そうですね。皆はあったのかもしれないですけど、僕は、なかったですね(笑)。なんか面白そうだからついていこう、みたいな感じでした。

――でも大学だから就職のこととかあるわけでしょ? 就職活動はしたんですか?

ほとんどしなかったですね(笑)。

――皆そんな感じで?

どうですかね? 就職活動した人なんて覚えてないですね(笑)。それに成功した人はその時点でたぶん演劇、辞めてます。

――そうですね。とりあえず演劇をしてるのが面白くてしょうがない、みたいなとこですか?

そうですね。劇団の年2回の公演と客演に呼ばれたりすると、稽古して本番やって、暇もそんなになく、ただただ金がなくなるっていう(笑)、大変な時期でした。

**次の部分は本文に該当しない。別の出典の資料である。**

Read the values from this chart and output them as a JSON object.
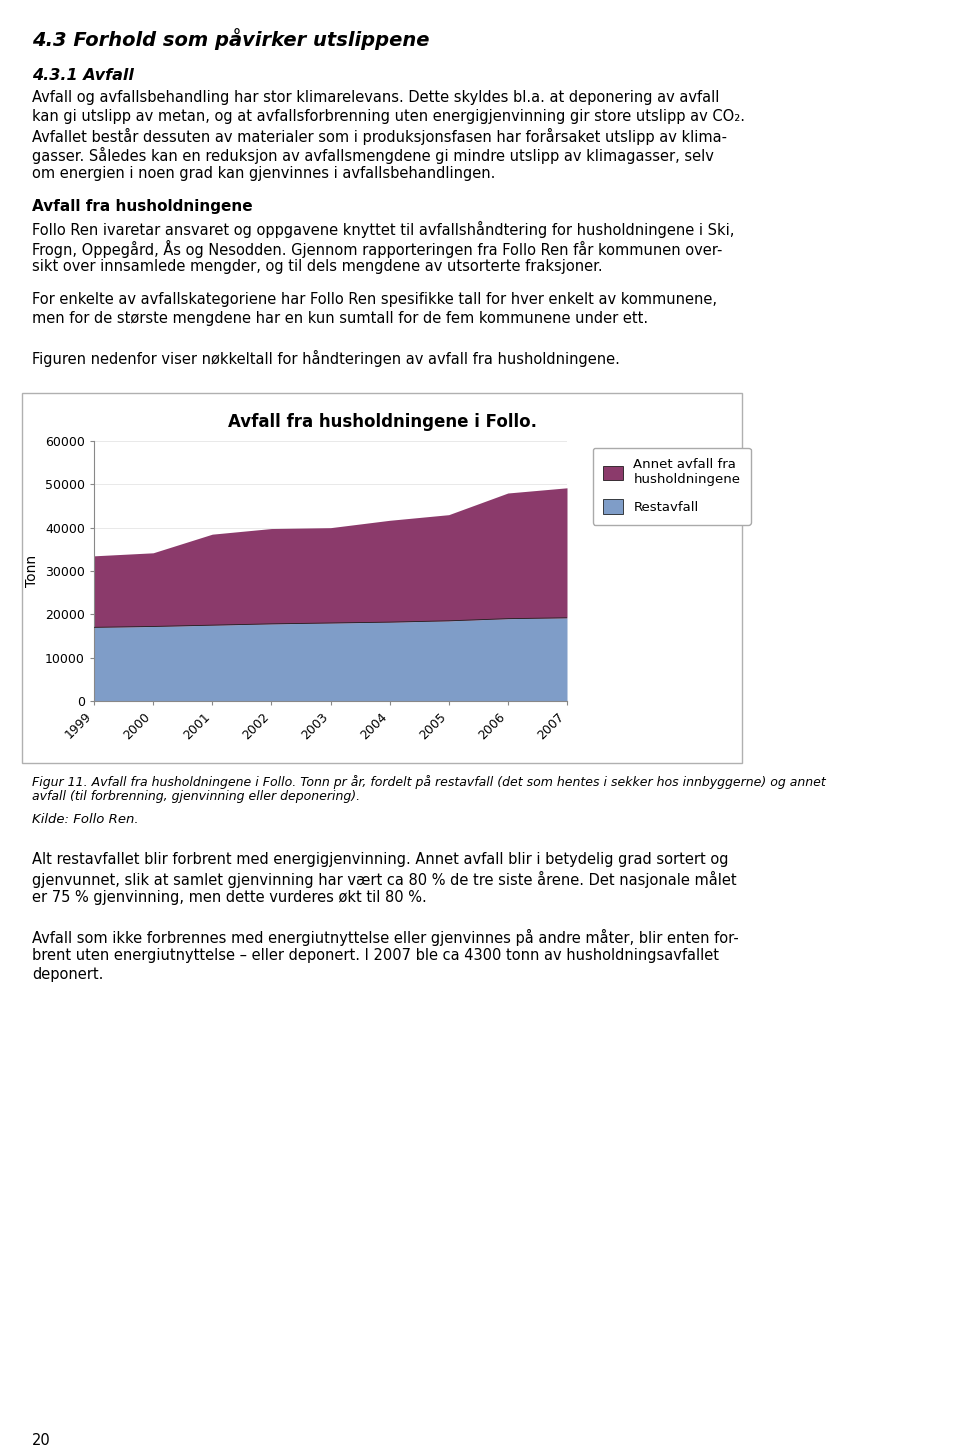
{
  "title": "Avfall fra husholdningene i Follo.",
  "years": [
    1999,
    2000,
    2001,
    2002,
    2003,
    2004,
    2005,
    2006,
    2007
  ],
  "restavfall": [
    17000,
    17200,
    17500,
    17800,
    18000,
    18200,
    18500,
    19000,
    19200
  ],
  "annet_avfall": [
    16500,
    17000,
    21000,
    22000,
    22000,
    23500,
    24500,
    29000,
    30000
  ],
  "restavfall_color": "#7f9dc8",
  "annet_avfall_color": "#8b3a6b",
  "ylabel": "Tonn",
  "ylim": [
    0,
    60000
  ],
  "yticks": [
    0,
    10000,
    20000,
    30000,
    40000,
    50000,
    60000
  ],
  "legend_label_annet": "Annet avfall fra\nhusholdningene",
  "legend_label_rest": "Restavfall",
  "bg_color": "#ffffff",
  "heading1": "4.3 Forhold som påvirker utslippene",
  "heading2": "4.3.1 Avfall",
  "heading3": "Avfall fra husholdningene",
  "para1_lines": [
    "Avfall og avfallsbehandling har stor klimarelevans. Dette skyldes bl.a. at deponering av avfall",
    "kan gi utslipp av metan, og at avfallsforbrenning uten energigjenvinning gir store utslipp av CO₂.",
    "Avfallet består dessuten av materialer som i produksjonsfasen har forårsaket utslipp av klima-",
    "gasser. Således kan en reduksjon av avfallsmengdene gi mindre utslipp av klimagasser, selv",
    "om energien i noen grad kan gjenvinnes i avfallsbehandlingen."
  ],
  "para2_lines": [
    "Follo Ren ivaretar ansvaret og oppgavene knyttet til avfallshåndtering for husholdningene i Ski,",
    "Frogn, Oppegård, Ås og Nesodden. Gjennom rapporteringen fra Follo Ren får kommunen over-",
    "sikt over innsamlede mengder, og til dels mengdene av utsorterte fraksjoner."
  ],
  "para3_lines": [
    "For enkelte av avfallskategoriene har Follo Ren spesifikke tall for hver enkelt av kommunene,",
    "men for de største mengdene har en kun sumtall for de fem kommunene under ett."
  ],
  "para4": "Figuren nedenfor viser nøkkeltall for håndteringen av avfall fra husholdningene.",
  "fig_caption_lines": [
    "Figur 11. Avfall fra husholdningene i Follo. Tonn pr år, fordelt på restavfall (det som hentes i sekker hos innbyggerne) og annet",
    "avfall (til forbrenning, gjenvinning eller deponering)."
  ],
  "source": "Kilde: Follo Ren.",
  "para5_lines": [
    "Alt restavfallet blir forbrent med energigjenvinning. Annet avfall blir i betydelig grad sortert og",
    "gjenvunnet, slik at samlet gjenvinning har vært ca 80 % de tre siste årene. Det nasjonale målet",
    "er 75 % gjenvinning, men dette vurderes økt til 80 %."
  ],
  "para6_lines": [
    "Avfall som ikke forbrennes med energiutnyttelse eller gjenvinnes på andre måter, blir enten for-",
    "brent uten energiutnyttelse – eller deponert. I 2007 ble ca 4300 tonn av husholdningsavfallet",
    "deponert."
  ],
  "page_num": "20"
}
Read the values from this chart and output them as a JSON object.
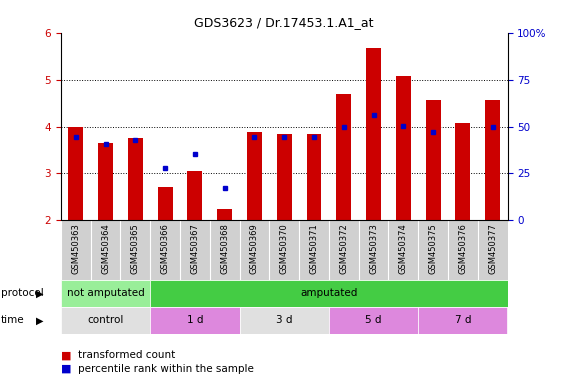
{
  "title": "GDS3623 / Dr.17453.1.A1_at",
  "samples": [
    "GSM450363",
    "GSM450364",
    "GSM450365",
    "GSM450366",
    "GSM450367",
    "GSM450368",
    "GSM450369",
    "GSM450370",
    "GSM450371",
    "GSM450372",
    "GSM450373",
    "GSM450374",
    "GSM450375",
    "GSM450376",
    "GSM450377"
  ],
  "red_values": [
    4.0,
    3.65,
    3.75,
    2.72,
    3.05,
    2.25,
    3.88,
    3.85,
    3.85,
    4.7,
    5.68,
    5.08,
    4.57,
    4.08,
    4.57
  ],
  "blue_values": [
    3.78,
    3.62,
    3.72,
    3.12,
    3.42,
    2.7,
    3.77,
    3.77,
    3.77,
    4.0,
    4.25,
    4.02,
    3.88,
    null,
    3.98
  ],
  "ylim_left": [
    2,
    6
  ],
  "ylim_right": [
    0,
    100
  ],
  "yticks_left": [
    2,
    3,
    4,
    5,
    6
  ],
  "yticks_right": [
    0,
    25,
    50,
    75,
    100
  ],
  "bar_color": "#CC0000",
  "dot_color": "#0000CC",
  "protocol_groups": [
    {
      "label": "not amputated",
      "start": 0,
      "end": 3,
      "color": "#99EE99"
    },
    {
      "label": "amputated",
      "start": 3,
      "end": 15,
      "color": "#44CC44"
    }
  ],
  "time_groups": [
    {
      "label": "control",
      "start": 0,
      "end": 3,
      "color": "#E0E0E0"
    },
    {
      "label": "1 d",
      "start": 3,
      "end": 6,
      "color": "#DD88DD"
    },
    {
      "label": "3 d",
      "start": 6,
      "end": 9,
      "color": "#E0E0E0"
    },
    {
      "label": "5 d",
      "start": 9,
      "end": 12,
      "color": "#DD88DD"
    },
    {
      "label": "7 d",
      "start": 12,
      "end": 15,
      "color": "#DD88DD"
    }
  ],
  "legend_items": [
    {
      "label": "transformed count",
      "color": "#CC0000"
    },
    {
      "label": "percentile rank within the sample",
      "color": "#0000CC"
    }
  ],
  "bar_width": 0.5,
  "tick_bg_color": "#D0D0D0"
}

――学生の時はいいですけど、卒業すると色んな問題も出てきますよね?

ほんとですね。皆がどうやってきたのかわかんないですけど(笑)。

――すごいですね。それで27年間楽しく過ごせたなら!

ほんとですね。

――ここまで良い人生ですね。

(笑)ほんとですね。

――劇団を始めて何年間とかは、他に憧れてる集団とかあったんですか?

憧れ……う~~ん。

――あんな風になりたいとかは?

少しは観に行ったりとかしてましたけど、あんな風になりたいとかはあんまりなかった……ですね。

――劇団自体があんまりそういう事は考えなかった?

と、思いますね。どだいあんなことできないし、みたいな(笑)。

――まあ、そういう意味では動物電気は不思議な作風ですよね。それが森戸さんには合っていたんですね。

そうですね。

すぐに言えない 性格が幸いした?

――27年間やってきて、森戸さんなりにこれはちょっとやばいとか、もうやめようとか、考えたことはなかったんですか?

あったと思いますね。

――それはどんな時?

どんな時……お芝居終わって一息ついて、辞めますって手あげようとすると別の人に「僕辞めます」って言われちゃって、「今は言えないな」みたいな。そのままずるずると。

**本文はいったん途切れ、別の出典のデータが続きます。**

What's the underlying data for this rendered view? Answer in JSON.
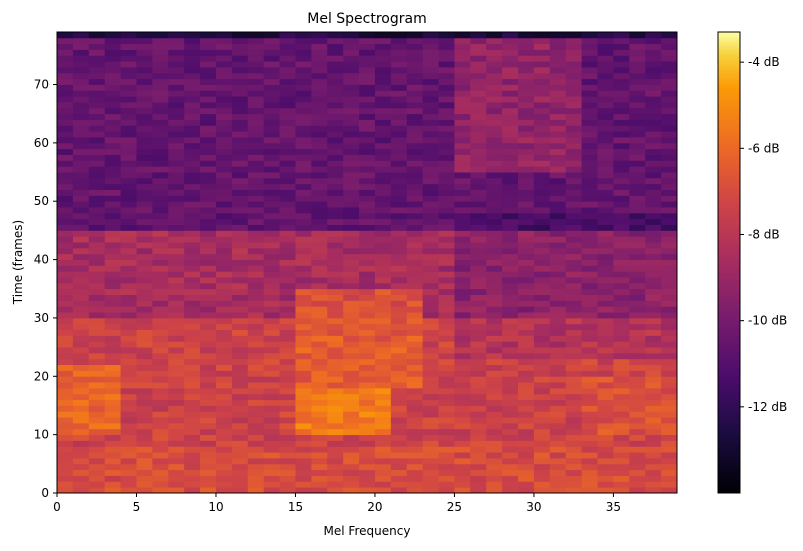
{
  "chart_data": {
    "type": "heatmap",
    "title": "Mel Spectrogram",
    "xlabel": "Mel Frequency",
    "ylabel": "Time (frames)",
    "colormap": "inferno",
    "x_bins": 39,
    "y_bins": 79,
    "xlim": [
      0,
      39
    ],
    "ylim": [
      0,
      79
    ],
    "x_ticks": [
      0,
      5,
      10,
      15,
      20,
      25,
      30,
      35
    ],
    "y_ticks": [
      0,
      10,
      20,
      30,
      40,
      50,
      60,
      70
    ],
    "colorbar": {
      "range_db": [
        -14,
        -3.3
      ],
      "ticks": [
        -4,
        -6,
        -8,
        -10,
        -12
      ],
      "tick_labels": [
        "-4 dB",
        "-6 dB",
        "-8 dB",
        "-10 dB",
        "-12 dB"
      ]
    },
    "description_regions": [
      {
        "x_range": [
          0,
          4
        ],
        "y_range": [
          10,
          22
        ],
        "level_db": -5.5
      },
      {
        "x_range": [
          15,
          21
        ],
        "y_range": [
          10,
          18
        ],
        "level_db": -4.5
      },
      {
        "x_range": [
          15,
          23
        ],
        "y_range": [
          18,
          35
        ],
        "level_db": -6.0
      },
      {
        "x_range": [
          33,
          39
        ],
        "y_range": [
          10,
          20
        ],
        "level_db": -6.5
      },
      {
        "x_range": [
          0,
          39
        ],
        "y_range": [
          48,
          78
        ],
        "level_db": -10.5
      },
      {
        "x_range": [
          25,
          33
        ],
        "y_range": [
          55,
          78
        ],
        "level_db": -8.5
      },
      {
        "x_range": [
          0,
          39
        ],
        "y_range": [
          78,
          79
        ],
        "level_db": -13.5
      }
    ]
  }
}
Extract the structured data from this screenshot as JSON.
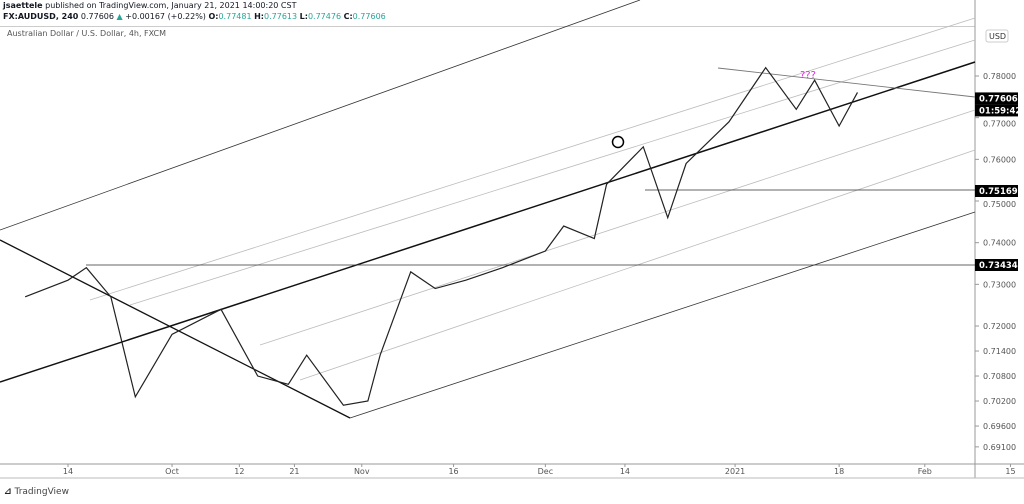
{
  "header": {
    "author": "jsaettele",
    "published": "published on TradingView.com, January 21, 2021 14:00:20 CST",
    "symbol": "FX:AUDUSD, 240",
    "last": "0.77606",
    "change": "+0.00167 (+0.22%)",
    "o_label": "O:",
    "o": "0.77481",
    "h_label": "H:",
    "h": "0.77613",
    "l_label": "L:",
    "l": "0.77476",
    "c_label": "C:",
    "c": "0.77606"
  },
  "chart_title": "Australian Dollar / U.S. Dollar, 4h, FXCM",
  "currency": "USD",
  "logo": "TradingView",
  "colors": {
    "up": "#26a69a",
    "annotation": "#e91ee9",
    "label_bg": "#000000"
  },
  "chart_data": {
    "type": "line",
    "title": "Australian Dollar / U.S. Dollar, 4h, FXCM",
    "y_ticks": [
      "0.78000",
      "0.77000",
      "0.76000",
      "0.75000",
      "0.74000",
      "0.73000",
      "0.72000",
      "0.71400",
      "0.70800",
      "0.70200",
      "0.69600",
      "0.69100"
    ],
    "y_tick_values": [
      0.78,
      0.77,
      0.76,
      0.75,
      0.74,
      0.73,
      0.72,
      0.714,
      0.708,
      0.702,
      0.696,
      0.691
    ],
    "x_ticks": [
      "14",
      "Oct",
      "12",
      "21",
      "Nov",
      "16",
      "Dec",
      "14",
      "2021",
      "18",
      "Feb",
      "15"
    ],
    "x_tick_dates": [
      "2020-09-14",
      "2020-10-01",
      "2020-10-12",
      "2020-10-21",
      "2020-11-01",
      "2020-11-16",
      "2020-12-01",
      "2020-12-14",
      "2021-01-01",
      "2021-01-18",
      "2021-02-01",
      "2021-02-15"
    ],
    "series": [
      {
        "x": [
          "2020-09-07",
          "2020-09-14",
          "2020-09-17",
          "2020-09-21",
          "2020-09-25",
          "2020-10-01",
          "2020-10-09",
          "2020-10-15",
          "2020-10-20",
          "2020-10-23",
          "2020-10-29",
          "2020-11-02",
          "2020-11-04",
          "2020-11-09",
          "2020-11-13",
          "2020-11-18",
          "2020-11-24",
          "2020-12-01",
          "2020-12-04",
          "2020-12-09",
          "2020-12-11",
          "2020-12-17",
          "2020-12-21",
          "2020-12-24",
          "2020-12-31",
          "2021-01-06",
          "2021-01-11",
          "2021-01-14",
          "2021-01-18",
          "2021-01-21"
        ],
        "y": [
          0.727,
          0.731,
          0.734,
          0.727,
          0.703,
          0.718,
          0.724,
          0.708,
          0.706,
          0.713,
          0.701,
          0.702,
          0.713,
          0.733,
          0.729,
          0.731,
          0.734,
          0.738,
          0.744,
          0.741,
          0.754,
          0.763,
          0.746,
          0.759,
          0.769,
          0.782,
          0.772,
          0.779,
          0.768,
          0.77606
        ]
      }
    ],
    "price_labels": [
      {
        "value": "0.77606"
      },
      {
        "value": "01:59:42"
      },
      {
        "value": "0.75169"
      },
      {
        "value": "0.73434"
      }
    ],
    "annotations": [
      "???"
    ],
    "grid": false
  }
}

――良かったですね。すぐに言えない性格で。その間は何が面白くて、何が嫌だったんですかね?

そうですね。何だろう……。

――自分たちでも飽きちゃうっていうことはないんですか?

あっはっはっは! あったのかもしれないですね。

――逆に言ったらなんで続いてるんですかね?

うーん、何でだろう……僕まで辞めたら劇団が無くなっちゃうのかなとか思ったのかなぁ。

――責任感が強いんですね。

……と思います(笑)。まあ僕がいなくても、続くものは続くんでしょうけどね。

前よりやっていて 全然、楽しい

――実は僕、動物電気、途中で飽きちゃって、中期が抜けてるんですよ。最初の頃は結構観てて、でも何か、あんま変わんねえなって思っちゃって。すみません。

あっはっはっは!

――そういうお客さん他にもいると思うんですが……。

そう思います。同居人に言われたんですけど、「初見すごい面白いなって思う。で2回目行ってもまだ面白いなって。で3回目でアレアレ同じだぞってなって4回目から行かなくなる」って(笑)。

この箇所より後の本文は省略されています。